The survey was the second in the latest series of the Golf Course Environmental Profile reports, conducted by the Golf Course Superintendents Association of America (GCSAA) and funded by the United States Golf Association (USGA) through GCSAA’s Environmental Institute for Golf (EIFG).
The survey results from more than 1,500 golf course superintendents were collected and independently analysed by scientists at PACE Turf and the National Golf Foundation, which published the findings for peer review before making the information public.
“This study shows us that the golf industry is doing more with less when it comes to nutrient use on golf courses. The numbers show that golf course superintendents have reduced nutrient use across the board with positive results,” said Wendy Gelernter, PhD, co-owner of PACE Turf, which has been providing data analysis for the golf industry for more than 25 years.
“Conservation practices accounted for about 90 per cent of the reduction in nutrient use.”
While the study demonstrated an overall reduction in fertilizer use, it also showed that golf course superintendents cut back most dramatically on their use of phosphate fertilisers, one of the three main nutrients used on managed turf.
The study results showed a 53 per cent reduction in the use of phosphate fertilisers from 2006 to 2014. The largest overall reduction in the use of phosphate and all nutrients was realised in the cooler climates of the Northeast and North Central regions.
The industry also lowered its use of potash by 42 per cent and nitrogen by 34 per cent, resulting in a drop of more than 80,000 tons of nitrogen, phosphate and potash fertilisers each year.
Golf courses nationally are fertilising fewer acres than ever before, which helped lower total nutrient use. Acreage fertilised with phosphate was again cut the most sharply, as superintendents reduced the application of phosphate on 463,000 acres, potash on 252,000 acres and nitrogen on 192,000 acres.

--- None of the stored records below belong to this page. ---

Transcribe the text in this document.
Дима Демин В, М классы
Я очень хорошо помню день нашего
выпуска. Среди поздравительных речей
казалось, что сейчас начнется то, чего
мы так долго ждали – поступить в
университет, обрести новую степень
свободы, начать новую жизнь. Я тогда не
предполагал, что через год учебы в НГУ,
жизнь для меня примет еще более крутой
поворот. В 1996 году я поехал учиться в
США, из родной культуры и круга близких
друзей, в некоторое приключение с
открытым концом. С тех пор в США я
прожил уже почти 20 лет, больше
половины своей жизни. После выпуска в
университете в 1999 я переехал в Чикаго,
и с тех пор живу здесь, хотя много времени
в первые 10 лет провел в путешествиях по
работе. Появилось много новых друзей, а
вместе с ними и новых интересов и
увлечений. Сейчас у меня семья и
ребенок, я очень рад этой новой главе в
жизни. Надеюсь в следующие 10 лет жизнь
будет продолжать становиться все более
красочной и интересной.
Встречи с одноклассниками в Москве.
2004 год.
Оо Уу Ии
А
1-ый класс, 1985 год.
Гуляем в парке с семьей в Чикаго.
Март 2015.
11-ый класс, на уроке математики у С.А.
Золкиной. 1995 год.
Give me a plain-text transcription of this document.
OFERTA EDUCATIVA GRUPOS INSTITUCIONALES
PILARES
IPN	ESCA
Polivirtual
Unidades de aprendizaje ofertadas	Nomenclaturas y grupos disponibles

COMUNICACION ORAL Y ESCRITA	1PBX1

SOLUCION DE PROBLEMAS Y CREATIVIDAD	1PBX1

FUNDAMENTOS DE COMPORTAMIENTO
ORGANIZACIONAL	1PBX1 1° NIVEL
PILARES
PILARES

“Golf course superintendents are committed to their role as environmental stewards,” said Rhett Evans, CEO of GCSAA. “This national study further demonstrates our commitment to monitor resources used and willingness to implement change for the betterment of the environment.”
The first study in this series of the Golf Course Environmental Profile was devoted to water use and conservation. It was released in December 2015 and showed that superintendents used 21.8 per cent less water over an eight-year period from 2005 to 2013.
Over the next 18 months, the GCSAA will publish three additional national surveys in key areas related to golf course management as part of this series of the Golf Course Environmental Profile. Each of those surveys is also being funded by the USGA through the EIFG.